Published November 2021
Investors are looking more closely at operational indicators for a better understanding of company performance in reducing emissions. Currently, there is no consistent basis for estimation of emission intensities of a facility, thus making reliable comparisons between environmental, social, and governance (ESG) performance of companies a challenge.
This review is part of a broader S&P Global effort to develop a consistent emissions estimation methodology spanning the upstream oil and gas, midstream/downstream oil refining and gas processing, and petrochemicals industries. We illustrate the proposed methodology by developing specific carbon footprint emission estimates of transportation fuels as well as the major bulk olefin and aromatic-based petrochemicals derived from a world-scale, highly integrated, refinery-petrochemicals/crude-oil-to-chemicals (COTC) complex.
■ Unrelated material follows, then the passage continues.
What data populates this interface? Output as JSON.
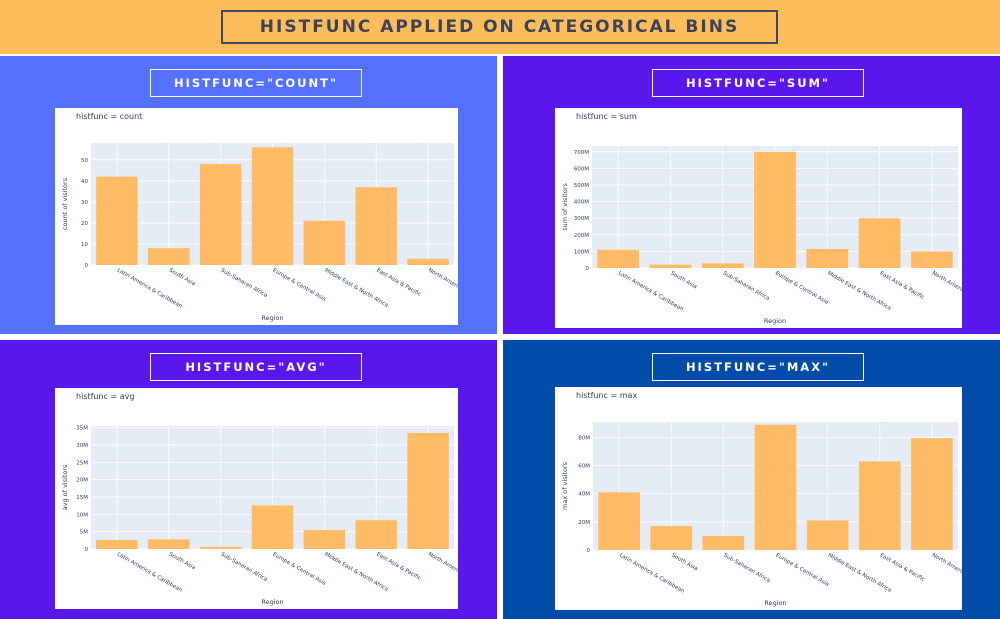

In this review, we present a detailed material and energy balance from a recent crude-oil-to-chemicals (COTC) project that includes a deep conversion refinery processing 400,000 barrels per day (20 MMtpa) of crude, a mixed-feed steam cracker, and downstream petrochemicals. The carbon emissions from each process unit are determined. Carbon footprints are allocated to each of the major products based on the cumulative energy consumption of all process units involved in their production plus the life cycle carbon footprints of all external feeds used in the complex.
The following aspects distinguish this study from earlier carbon footprint studies for fuels and petrochemicals:
- The scope covers an integrated petroleum refinery, steam cracker, and petrochemical complex versus stand-alone refinery analysis.
- A very high refinery conversion or intensity with extensive hydrocracking, catalytic cracking, and catalytic reforming versus less energy-intensive refinery configurations.
- CO2 allocation by energy consumptions at individual process unit level, not treating the refinery as one block.
- Energy consumption data is based on a real COTC that has recently been built, not a generic analysis.
- Includes lifecycle carbon footprints of all external feeds to the complex. Thus, the calculated product carbon footprint (CF) and carbon intensity (CI) are for the product life cycle (well-to-gate) starting from upstream feed production to refinery-petrochemicals complex exit gate.